This book centers on technocrat Stanislav Shumovsky who led a party of 75 Soviet spies into the U.S. in 1931 to enroll in universities majoring in science and/or engineering. No doubt, this was and is common method being used even today. Also what was interesting was that the FBI didn't catch on for decades; just like in organized crime. in fact, the Soviet Union very survival depended upon these spies to use the manufacturing to secure a strong industrialized war footing during WW11.
The author also uses her detailed research to draw significant character descriptions that bring the players into sharper focus in both in their background, and in terms of their overall significance. The author shows that the Soviet Union spent significant sums of money, energy, and time in their spy apparatus.
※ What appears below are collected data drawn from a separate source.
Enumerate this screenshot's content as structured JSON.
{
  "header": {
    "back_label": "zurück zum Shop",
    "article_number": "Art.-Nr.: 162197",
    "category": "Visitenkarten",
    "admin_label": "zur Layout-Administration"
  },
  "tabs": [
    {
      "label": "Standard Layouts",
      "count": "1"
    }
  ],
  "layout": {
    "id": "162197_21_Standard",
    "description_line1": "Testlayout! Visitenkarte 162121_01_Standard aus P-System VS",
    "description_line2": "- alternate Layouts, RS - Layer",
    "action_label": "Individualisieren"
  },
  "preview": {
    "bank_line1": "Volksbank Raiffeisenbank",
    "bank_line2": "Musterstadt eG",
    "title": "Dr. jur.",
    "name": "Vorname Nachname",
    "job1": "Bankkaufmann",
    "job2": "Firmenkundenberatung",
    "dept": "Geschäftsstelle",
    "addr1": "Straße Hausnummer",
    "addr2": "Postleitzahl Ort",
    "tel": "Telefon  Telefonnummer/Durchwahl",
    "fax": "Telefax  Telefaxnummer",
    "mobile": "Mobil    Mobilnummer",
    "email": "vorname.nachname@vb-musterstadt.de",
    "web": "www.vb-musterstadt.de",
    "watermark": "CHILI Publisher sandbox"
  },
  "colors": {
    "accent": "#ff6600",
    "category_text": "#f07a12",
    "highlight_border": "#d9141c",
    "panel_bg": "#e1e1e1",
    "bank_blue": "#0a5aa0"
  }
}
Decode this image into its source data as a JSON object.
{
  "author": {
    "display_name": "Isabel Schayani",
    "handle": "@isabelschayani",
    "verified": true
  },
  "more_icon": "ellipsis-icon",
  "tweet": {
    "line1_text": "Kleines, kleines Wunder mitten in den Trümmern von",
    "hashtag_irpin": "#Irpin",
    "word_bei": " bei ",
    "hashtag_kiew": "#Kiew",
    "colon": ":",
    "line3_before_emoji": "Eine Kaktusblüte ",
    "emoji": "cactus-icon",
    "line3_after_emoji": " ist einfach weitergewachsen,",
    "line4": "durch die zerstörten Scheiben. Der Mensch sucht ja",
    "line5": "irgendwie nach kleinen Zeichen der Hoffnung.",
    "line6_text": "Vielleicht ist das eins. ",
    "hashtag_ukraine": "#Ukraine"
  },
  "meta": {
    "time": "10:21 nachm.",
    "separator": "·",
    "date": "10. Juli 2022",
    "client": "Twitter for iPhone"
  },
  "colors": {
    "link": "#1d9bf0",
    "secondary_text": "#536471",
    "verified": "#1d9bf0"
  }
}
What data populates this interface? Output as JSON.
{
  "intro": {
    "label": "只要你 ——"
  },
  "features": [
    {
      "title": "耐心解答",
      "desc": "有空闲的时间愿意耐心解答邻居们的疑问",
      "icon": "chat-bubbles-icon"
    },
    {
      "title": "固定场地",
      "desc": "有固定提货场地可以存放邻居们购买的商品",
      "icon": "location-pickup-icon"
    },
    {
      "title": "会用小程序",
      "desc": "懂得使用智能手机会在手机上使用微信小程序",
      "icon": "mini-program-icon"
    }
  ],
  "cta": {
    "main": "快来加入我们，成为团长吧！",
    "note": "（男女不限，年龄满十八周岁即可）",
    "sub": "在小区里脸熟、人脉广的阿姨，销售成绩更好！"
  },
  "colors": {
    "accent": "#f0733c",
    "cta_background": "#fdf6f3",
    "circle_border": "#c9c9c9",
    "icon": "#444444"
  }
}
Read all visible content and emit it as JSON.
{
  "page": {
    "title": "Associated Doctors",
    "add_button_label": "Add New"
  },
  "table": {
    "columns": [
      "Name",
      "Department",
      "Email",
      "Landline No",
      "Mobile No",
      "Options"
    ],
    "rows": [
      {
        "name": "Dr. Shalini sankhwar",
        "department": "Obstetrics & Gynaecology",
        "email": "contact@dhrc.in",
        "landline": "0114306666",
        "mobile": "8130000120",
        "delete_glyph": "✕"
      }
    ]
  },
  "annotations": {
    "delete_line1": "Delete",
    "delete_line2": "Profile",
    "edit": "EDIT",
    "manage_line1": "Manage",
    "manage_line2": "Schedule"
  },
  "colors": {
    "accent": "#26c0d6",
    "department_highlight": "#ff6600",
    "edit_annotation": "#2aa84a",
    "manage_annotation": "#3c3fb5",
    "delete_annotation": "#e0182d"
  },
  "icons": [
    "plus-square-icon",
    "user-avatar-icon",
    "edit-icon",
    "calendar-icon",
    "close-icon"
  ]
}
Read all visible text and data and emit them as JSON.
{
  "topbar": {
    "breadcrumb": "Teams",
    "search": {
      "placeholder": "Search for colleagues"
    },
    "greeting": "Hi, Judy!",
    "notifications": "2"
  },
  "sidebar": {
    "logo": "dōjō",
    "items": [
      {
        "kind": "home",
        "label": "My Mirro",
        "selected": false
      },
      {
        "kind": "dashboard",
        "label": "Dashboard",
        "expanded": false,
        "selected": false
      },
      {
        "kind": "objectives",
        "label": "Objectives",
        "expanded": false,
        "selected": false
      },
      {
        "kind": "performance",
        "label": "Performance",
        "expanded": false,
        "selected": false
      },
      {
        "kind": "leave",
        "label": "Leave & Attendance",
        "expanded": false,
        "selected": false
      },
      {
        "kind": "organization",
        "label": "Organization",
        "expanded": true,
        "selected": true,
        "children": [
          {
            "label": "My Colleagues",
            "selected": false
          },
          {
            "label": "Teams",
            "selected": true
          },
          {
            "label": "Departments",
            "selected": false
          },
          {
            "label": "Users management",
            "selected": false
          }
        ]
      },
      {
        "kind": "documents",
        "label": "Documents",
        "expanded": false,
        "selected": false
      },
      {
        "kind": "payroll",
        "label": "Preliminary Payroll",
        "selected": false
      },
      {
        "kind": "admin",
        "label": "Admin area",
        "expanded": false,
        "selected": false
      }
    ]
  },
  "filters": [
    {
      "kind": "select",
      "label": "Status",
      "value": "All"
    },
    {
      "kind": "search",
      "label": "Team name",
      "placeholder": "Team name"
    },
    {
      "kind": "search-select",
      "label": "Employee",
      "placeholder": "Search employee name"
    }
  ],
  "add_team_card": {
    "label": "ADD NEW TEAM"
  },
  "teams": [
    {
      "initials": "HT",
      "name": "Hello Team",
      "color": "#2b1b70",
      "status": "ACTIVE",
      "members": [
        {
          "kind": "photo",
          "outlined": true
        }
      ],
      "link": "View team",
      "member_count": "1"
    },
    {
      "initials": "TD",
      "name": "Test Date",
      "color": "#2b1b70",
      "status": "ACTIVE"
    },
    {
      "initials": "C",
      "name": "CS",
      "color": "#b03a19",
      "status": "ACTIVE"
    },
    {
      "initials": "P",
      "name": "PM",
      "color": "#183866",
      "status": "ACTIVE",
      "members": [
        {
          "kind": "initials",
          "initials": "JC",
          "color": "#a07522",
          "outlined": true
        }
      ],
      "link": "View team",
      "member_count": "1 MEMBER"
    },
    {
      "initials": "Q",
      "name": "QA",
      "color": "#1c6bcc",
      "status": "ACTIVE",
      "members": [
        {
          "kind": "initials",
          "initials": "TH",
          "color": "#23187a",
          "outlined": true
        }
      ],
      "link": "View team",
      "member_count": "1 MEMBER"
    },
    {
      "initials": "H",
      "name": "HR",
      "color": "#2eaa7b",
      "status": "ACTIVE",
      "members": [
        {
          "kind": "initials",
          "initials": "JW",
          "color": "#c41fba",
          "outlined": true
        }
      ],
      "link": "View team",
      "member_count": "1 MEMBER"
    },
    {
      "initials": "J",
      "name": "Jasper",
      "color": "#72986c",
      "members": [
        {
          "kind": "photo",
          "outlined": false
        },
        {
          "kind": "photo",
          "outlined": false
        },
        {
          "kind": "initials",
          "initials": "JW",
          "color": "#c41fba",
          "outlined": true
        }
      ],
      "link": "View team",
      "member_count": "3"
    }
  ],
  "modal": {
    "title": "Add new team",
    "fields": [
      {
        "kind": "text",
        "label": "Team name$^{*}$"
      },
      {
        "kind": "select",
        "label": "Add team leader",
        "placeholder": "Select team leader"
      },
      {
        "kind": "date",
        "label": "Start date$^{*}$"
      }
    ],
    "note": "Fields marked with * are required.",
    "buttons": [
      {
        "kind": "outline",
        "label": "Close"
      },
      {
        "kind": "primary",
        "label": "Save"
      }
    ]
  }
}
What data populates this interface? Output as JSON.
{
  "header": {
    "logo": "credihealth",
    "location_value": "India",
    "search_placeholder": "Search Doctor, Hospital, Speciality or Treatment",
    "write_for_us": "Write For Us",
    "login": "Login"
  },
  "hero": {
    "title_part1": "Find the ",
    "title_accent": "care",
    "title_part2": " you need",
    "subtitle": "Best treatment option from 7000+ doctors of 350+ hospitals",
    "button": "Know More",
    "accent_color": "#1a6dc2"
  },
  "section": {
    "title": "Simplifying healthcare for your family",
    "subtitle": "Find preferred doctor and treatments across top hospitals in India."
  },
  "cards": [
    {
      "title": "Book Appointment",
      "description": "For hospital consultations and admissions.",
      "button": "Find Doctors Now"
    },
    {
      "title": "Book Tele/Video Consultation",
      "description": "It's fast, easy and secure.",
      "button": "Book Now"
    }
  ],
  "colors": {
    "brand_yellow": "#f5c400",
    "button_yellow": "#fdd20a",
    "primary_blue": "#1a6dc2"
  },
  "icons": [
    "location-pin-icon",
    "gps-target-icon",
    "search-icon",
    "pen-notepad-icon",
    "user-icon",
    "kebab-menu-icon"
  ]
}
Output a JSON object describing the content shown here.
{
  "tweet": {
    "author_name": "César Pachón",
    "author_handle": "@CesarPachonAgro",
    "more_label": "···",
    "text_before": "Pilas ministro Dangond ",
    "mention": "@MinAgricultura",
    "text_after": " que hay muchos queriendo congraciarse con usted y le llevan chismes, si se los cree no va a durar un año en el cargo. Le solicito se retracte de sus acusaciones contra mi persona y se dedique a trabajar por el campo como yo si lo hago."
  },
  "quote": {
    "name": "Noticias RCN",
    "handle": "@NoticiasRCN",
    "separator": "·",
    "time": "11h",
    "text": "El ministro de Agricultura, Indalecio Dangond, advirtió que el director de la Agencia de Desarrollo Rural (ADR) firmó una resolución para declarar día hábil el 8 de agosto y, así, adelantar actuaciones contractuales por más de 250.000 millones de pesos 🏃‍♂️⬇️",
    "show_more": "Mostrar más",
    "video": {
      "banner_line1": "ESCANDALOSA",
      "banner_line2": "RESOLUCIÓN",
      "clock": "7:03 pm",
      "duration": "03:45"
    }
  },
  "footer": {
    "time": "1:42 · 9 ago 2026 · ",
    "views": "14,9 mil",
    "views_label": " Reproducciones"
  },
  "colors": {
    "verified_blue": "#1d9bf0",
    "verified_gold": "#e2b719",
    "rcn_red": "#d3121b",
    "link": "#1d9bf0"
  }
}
Not mentioned is that when the war was over; the U.S. made a deal with the Nazis to keep the German spy apparatus in-place with Nazi General Reinhard Gehlen at the helm under U.S supervision & direction.
A great book that reveals a relatively unknown Soviet spy operation.
It starts in 1931, with the arrival of picked delegation of Russian students, engineers and scientists, to study at MIT and other universities. All are covert agents, sent to the States to pick up information in a host of technical field and help Russia overcome its deficiency in the design and manufacture of airplanes and other weapons of modern mass war. One of the excellences of Lokhova’s account, which draws on formerly unavailable Soviet sources, is that, a Russian herself, she understands, even sympathizes, with Russia’s need for this information. As the Thirties ramped up, Stalin rightly feared attack on both edges of his sprawling empire: from Germany into the Ukraine in the West, Japan in the Far East. A country that had difficulty producing even predictably workable and vastly outdated wooden biplanes, the USSR had to modernize quickly, both its production methods and what it produced, to confront formidable enemies.
The answer was the US, in the Thirties a country and people who paid little attention to the possibility of theft of technical secrets. Soviet Russia was seen as a client more than a rival, and in the pacifist atmosphere of the time, the sale of planes and airplane parts to the USSR enabled American aircraft manufacturers to stay afloat. The same was true of the universities, particularly the young, struggling to stay afloat MIT, which welcomed the foreign students’ tuition and fees.
All this began to change with the pact between Germany and the USSR in 1939, and even more in 1941, when the attack on Pearl Harbor and the US entry into war led to greatly expanded anti-espionage activities in the States. Even then, though, Russian agents continued to have notable successes. Most notably the stealing of information about the huge B29 Super Fortress bombers at the end of the war. (The U SSR didn’t just need information about the A-bomb. They needed planes to deliver it in if ever it was needed.)
The dominant figure in this activity, the best spy the Russians had for the theft of industrial secrets, was MIT-trained Stan Shumovsky, who ended a long and productive life as a Russian hero, and died peacefully.
The wealth and depth of detail in this account and Lokhova’s understanding of it in all its complexities more than makes up for occasional deficiencies in narrative style. This is a very good, very interesting book, a model for the writing of espionage history.